Mais, alors que certains tentent de se racheter une conduite (
JCVD), et que d'autres sombrent progressivement dans l'oubli (
Chuck Norris) ou continuent à se fourvoyer dans les grandes largeurs (
Steven Seagal), l'homme a décidé de prendre sa destinée en main en scénarisant et réalisant lui-même les véhicules à sa gloire… sans grand changement qualitatif néanmoins.
C'est ainsi que
Dolph Lundgren va bientôt tourner
Command Performance, madeleine de Proust d'un cinéma suranné. Décrit comme un « Die Hard lors d'un concert de rock », cette nouvelle livraison mettra en scène le batteur du groupe accompagnant la prestation d'un artiste américain pour le président russe. Jusqu'à ce que la fête soit gâchée par le méchant de service, qui ne savait pas que le batteur en question était un ex-marine…
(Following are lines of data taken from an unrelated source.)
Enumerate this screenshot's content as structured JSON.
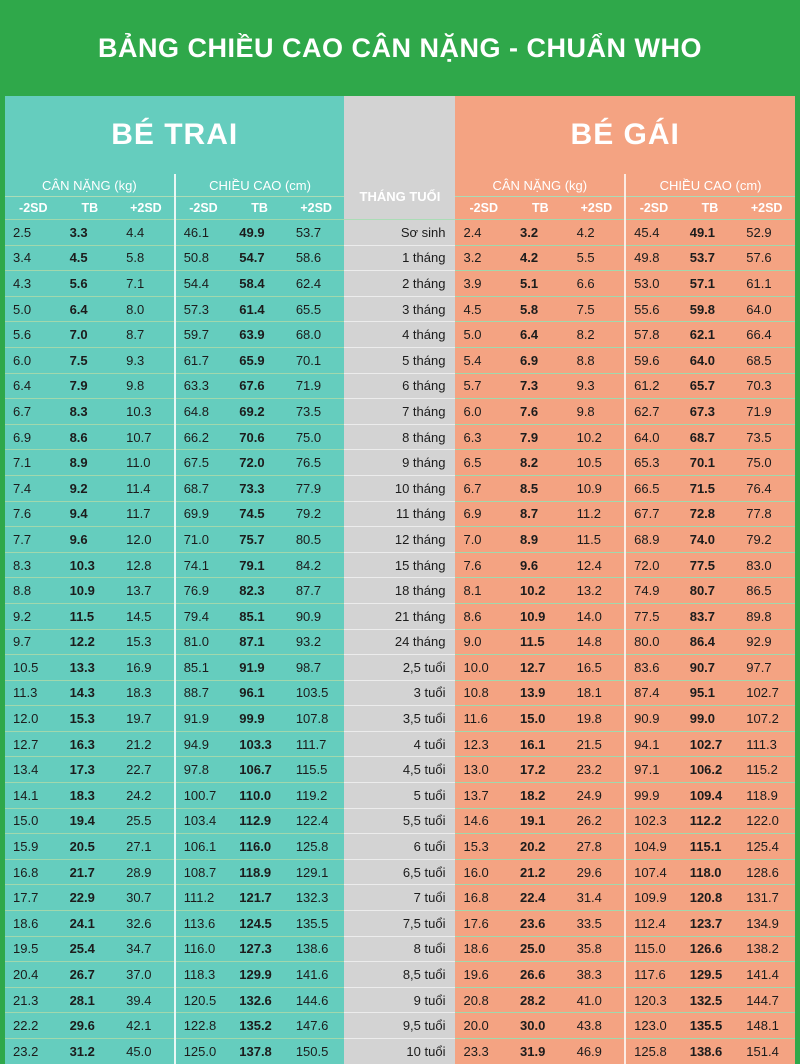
{
  "title": "BẢNG CHIỀU CAO CÂN NẶNG - CHUẨN WHO",
  "boys_label": "BÉ TRAI",
  "girls_label": "BÉ GÁI",
  "weight_header": "CÂN NẶNG (kg)",
  "height_header": "CHIỀU CAO (cm)",
  "age_header": "THÁNG TUỔI",
  "sub_headers": [
    "-2SD",
    "TB",
    "+2SD"
  ],
  "rows": [
    {
      "age": "Sơ sinh",
      "boys": [
        "2.5",
        "3.3",
        "4.4",
        "46.1",
        "49.9",
        "53.7"
      ],
      "girls": [
        "2.4",
        "3.2",
        "4.2",
        "45.4",
        "49.1",
        "52.9"
      ]
    },
    {
      "age": "1 tháng",
      "boys": [
        "3.4",
        "4.5",
        "5.8",
        "50.8",
        "54.7",
        "58.6"
      ],
      "girls": [
        "3.2",
        "4.2",
        "5.5",
        "49.8",
        "53.7",
        "57.6"
      ]
    },
    {
      "age": "2 tháng",
      "boys": [
        "4.3",
        "5.6",
        "7.1",
        "54.4",
        "58.4",
        "62.4"
      ],
      "girls": [
        "3.9",
        "5.1",
        "6.6",
        "53.0",
        "57.1",
        "61.1"
      ]
    },
    {
      "age": "3 tháng",
      "boys": [
        "5.0",
        "6.4",
        "8.0",
        "57.3",
        "61.4",
        "65.5"
      ],
      "girls": [
        "4.5",
        "5.8",
        "7.5",
        "55.6",
        "59.8",
        "64.0"
      ]
    },
    {
      "age": "4 tháng",
      "boys": [
        "5.6",
        "7.0",
        "8.7",
        "59.7",
        "63.9",
        "68.0"
      ],
      "girls": [
        "5.0",
        "6.4",
        "8.2",
        "57.8",
        "62.1",
        "66.4"
      ]
    },
    {
      "age": "5 tháng",
      "boys": [
        "6.0",
        "7.5",
        "9.3",
        "61.7",
        "65.9",
        "70.1"
      ],
      "girls": [
        "5.4",
        "6.9",
        "8.8",
        "59.6",
        "64.0",
        "68.5"
      ]
    },
    {
      "age": "6 tháng",
      "boys": [
        "6.4",
        "7.9",
        "9.8",
        "63.3",
        "67.6",
        "71.9"
      ],
      "girls": [
        "5.7",
        "7.3",
        "9.3",
        "61.2",
        "65.7",
        "70.3"
      ]
    },
    {
      "age": "7 tháng",
      "boys": [
        "6.7",
        "8.3",
        "10.3",
        "64.8",
        "69.2",
        "73.5"
      ],
      "girls": [
        "6.0",
        "7.6",
        "9.8",
        "62.7",
        "67.3",
        "71.9"
      ]
    },
    {
      "age": "8 tháng",
      "boys": [
        "6.9",
        "8.6",
        "10.7",
        "66.2",
        "70.6",
        "75.0"
      ],
      "girls": [
        "6.3",
        "7.9",
        "10.2",
        "64.0",
        "68.7",
        "73.5"
      ]
    },
    {
      "age": "9 tháng",
      "boys": [
        "7.1",
        "8.9",
        "11.0",
        "67.5",
        "72.0",
        "76.5"
      ],
      "girls": [
        "6.5",
        "8.2",
        "10.5",
        "65.3",
        "70.1",
        "75.0"
      ]
    },
    {
      "age": "10 tháng",
      "boys": [
        "7.4",
        "9.2",
        "11.4",
        "68.7",
        "73.3",
        "77.9"
      ],
      "girls": [
        "6.7",
        "8.5",
        "10.9",
        "66.5",
        "71.5",
        "76.4"
      ]
    },
    {
      "age": "11 tháng",
      "boys": [
        "7.6",
        "9.4",
        "11.7",
        "69.9",
        "74.5",
        "79.2"
      ],
      "girls": [
        "6.9",
        "8.7",
        "11.2",
        "67.7",
        "72.8",
        "77.8"
      ]
    },
    {
      "age": "12 tháng",
      "boys": [
        "7.7",
        "9.6",
        "12.0",
        "71.0",
        "75.7",
        "80.5"
      ],
      "girls": [
        "7.0",
        "8.9",
        "11.5",
        "68.9",
        "74.0",
        "79.2"
      ]
    },
    {
      "age": "15 tháng",
      "boys": [
        "8.3",
        "10.3",
        "12.8",
        "74.1",
        "79.1",
        "84.2"
      ],
      "girls": [
        "7.6",
        "9.6",
        "12.4",
        "72.0",
        "77.5",
        "83.0"
      ]
    },
    {
      "age": "18 tháng",
      "boys": [
        "8.8",
        "10.9",
        "13.7",
        "76.9",
        "82.3",
        "87.7"
      ],
      "girls": [
        "8.1",
        "10.2",
        "13.2",
        "74.9",
        "80.7",
        "86.5"
      ]
    },
    {
      "age": "21 tháng",
      "boys": [
        "9.2",
        "11.5",
        "14.5",
        "79.4",
        "85.1",
        "90.9"
      ],
      "girls": [
        "8.6",
        "10.9",
        "14.0",
        "77.5",
        "83.7",
        "89.8"
      ]
    },
    {
      "age": "24 tháng",
      "boys": [
        "9.7",
        "12.2",
        "15.3",
        "81.0",
        "87.1",
        "93.2"
      ],
      "girls": [
        "9.0",
        "11.5",
        "14.8",
        "80.0",
        "86.4",
        "92.9"
      ]
    },
    {
      "age": "2,5 tuổi",
      "boys": [
        "10.5",
        "13.3",
        "16.9",
        "85.1",
        "91.9",
        "98.7"
      ],
      "girls": [
        "10.0",
        "12.7",
        "16.5",
        "83.6",
        "90.7",
        "97.7"
      ]
    },
    {
      "age": "3 tuổi",
      "boys": [
        "11.3",
        "14.3",
        "18.3",
        "88.7",
        "96.1",
        "103.5"
      ],
      "girls": [
        "10.8",
        "13.9",
        "18.1",
        "87.4",
        "95.1",
        "102.7"
      ]
    },
    {
      "age": "3,5 tuổi",
      "boys": [
        "12.0",
        "15.3",
        "19.7",
        "91.9",
        "99.9",
        "107.8"
      ],
      "girls": [
        "11.6",
        "15.0",
        "19.8",
        "90.9",
        "99.0",
        "107.2"
      ]
    },
    {
      "age": "4 tuổi",
      "boys": [
        "12.7",
        "16.3",
        "21.2",
        "94.9",
        "103.3",
        "111.7"
      ],
      "girls": [
        "12.3",
        "16.1",
        "21.5",
        "94.1",
        "102.7",
        "111.3"
      ]
    },
    {
      "age": "4,5 tuổi",
      "boys": [
        "13.4",
        "17.3",
        "22.7",
        "97.8",
        "106.7",
        "115.5"
      ],
      "girls": [
        "13.0",
        "17.2",
        "23.2",
        "97.1",
        "106.2",
        "115.2"
      ]
    },
    {
      "age": "5 tuổi",
      "boys": [
        "14.1",
        "18.3",
        "24.2",
        "100.7",
        "110.0",
        "119.2"
      ],
      "girls": [
        "13.7",
        "18.2",
        "24.9",
        "99.9",
        "109.4",
        "118.9"
      ]
    },
    {
      "age": "5,5 tuổi",
      "boys": [
        "15.0",
        "19.4",
        "25.5",
        "103.4",
        "112.9",
        "122.4"
      ],
      "girls": [
        "14.6",
        "19.1",
        "26.2",
        "102.3",
        "112.2",
        "122.0"
      ]
    },
    {
      "age": "6 tuổi",
      "boys": [
        "15.9",
        "20.5",
        "27.1",
        "106.1",
        "116.0",
        "125.8"
      ],
      "girls": [
        "15.3",
        "20.2",
        "27.8",
        "104.9",
        "115.1",
        "125.4"
      ]
    },
    {
      "age": "6,5 tuổi",
      "boys": [
        "16.8",
        "21.7",
        "28.9",
        "108.7",
        "118.9",
        "129.1"
      ],
      "girls": [
        "16.0",
        "21.2",
        "29.6",
        "107.4",
        "118.0",
        "128.6"
      ]
    },
    {
      "age": "7 tuổi",
      "boys": [
        "17.7",
        "22.9",
        "30.7",
        "111.2",
        "121.7",
        "132.3"
      ],
      "girls": [
        "16.8",
        "22.4",
        "31.4",
        "109.9",
        "120.8",
        "131.7"
      ]
    },
    {
      "age": "7,5 tuổi",
      "boys": [
        "18.6",
        "24.1",
        "32.6",
        "113.6",
        "124.5",
        "135.5"
      ],
      "girls": [
        "17.6",
        "23.6",
        "33.5",
        "112.4",
        "123.7",
        "134.9"
      ]
    },
    {
      "age": "8 tuổi",
      "boys": [
        "19.5",
        "25.4",
        "34.7",
        "116.0",
        "127.3",
        "138.6"
      ],
      "girls": [
        "18.6",
        "25.0",
        "35.8",
        "115.0",
        "126.6",
        "138.2"
      ]
    },
    {
      "age": "8,5 tuổi",
      "boys": [
        "20.4",
        "26.7",
        "37.0",
        "118.3",
        "129.9",
        "141.6"
      ],
      "girls": [
        "19.6",
        "26.6",
        "38.3",
        "117.6",
        "129.5",
        "141.4"
      ]
    },
    {
      "age": "9 tuổi",
      "boys": [
        "21.3",
        "28.1",
        "39.4",
        "120.5",
        "132.6",
        "144.6"
      ],
      "girls": [
        "20.8",
        "28.2",
        "41.0",
        "120.3",
        "132.5",
        "144.7"
      ]
    },
    {
      "age": "9,5 tuổi",
      "boys": [
        "22.2",
        "29.6",
        "42.1",
        "122.8",
        "135.2",
        "147.6"
      ],
      "girls": [
        "20.0",
        "30.0",
        "43.8",
        "123.0",
        "135.5",
        "148.1"
      ]
    },
    {
      "age": "10 tuổi",
      "boys": [
        "23.2",
        "31.2",
        "45.0",
        "125.0",
        "137.8",
        "150.5"
      ],
      "girls": [
        "23.3",
        "31.9",
        "46.9",
        "125.8",
        "138.6",
        "151.4"
      ]
    }
  ],
  "colors": {
    "banner": "#2fa84a",
    "boys": "#65cdbe",
    "girls": "#f4a382",
    "age_column": "#d3d3d3"
  }
}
Un pitch alléchant que ne fait que confirmer les déclarations enthousiastes du bonhomme à l'aube de sa cinquième mise en scène, «
J'ai eu l'idée grâce à Madonna, elle a donné un concert pour Poutine, il y quelques années», dont il est bien décidé à effectuer lui-même les performances physiques, dont les séquences de batterie, «
J'en faisais quand j'était enfant. Maintenant, je joue pendant des fêtes après quelques verres de tequila. Ce sera amusant ».
Tournage prévu cet été à Moscou et en Bulgarie, pour un film qui n'aura évidemment pas les honneurs d'une sortie en salle, mais conviendra à merveille pour occuper un samedi soir entre amis.